A content-only pull request should still pass JSON, Unicode, link, and test checks. Reviewers may ask for a native-speaker review before merging.

## Native-speaker review workflow

1. A contributor opens an issue or pull request and labels uncertain content `needs-native-review`.
2. A native speaker, teacher, or qualified linguist reviews the exact Yoruba text, tones, meaning, usage, and any dialect note.
3. The reviewer records their preferred attribution and the scope of their review in the pull request.
4. Maintainers update the entry status to `verified`, `disputed`, or `deprecated`, or keep it in the review queue.
5. The changelog or pull request records what was reviewed and what remains open.

Review is content-specific.
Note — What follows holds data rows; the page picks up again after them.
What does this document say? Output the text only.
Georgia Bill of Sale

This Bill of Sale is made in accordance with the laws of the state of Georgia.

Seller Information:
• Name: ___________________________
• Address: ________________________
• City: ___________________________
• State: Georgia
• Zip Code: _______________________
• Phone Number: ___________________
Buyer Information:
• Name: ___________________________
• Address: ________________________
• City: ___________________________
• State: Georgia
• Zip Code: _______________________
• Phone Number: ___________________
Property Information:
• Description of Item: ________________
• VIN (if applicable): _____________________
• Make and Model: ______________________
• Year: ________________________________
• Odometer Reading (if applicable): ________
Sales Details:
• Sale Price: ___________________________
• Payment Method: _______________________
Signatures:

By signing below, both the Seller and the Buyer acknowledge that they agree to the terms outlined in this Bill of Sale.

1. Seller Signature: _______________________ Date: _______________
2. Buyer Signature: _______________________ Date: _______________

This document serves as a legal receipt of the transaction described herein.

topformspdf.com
A person may be able to verify a greeting but not an etymology or a regional claim.

## Suggested issue labels

Use these labels when opening or triaging work:

- `good first issue`
- `translation`
- `audio needed`
- `native review needed`
- `lesson content`
- `documentation`
- `accessibility`
- `data quality`

See the issue templates for beginner-friendly prompts.

## Attribution and conduct

Contributors are credited in content metadata when they choose to be named. Please read the [Code of Conduct](CODE_OF_CONDUCT.md) before participating. This project values correction, context, and respect across generations, regions, and levels of fluency.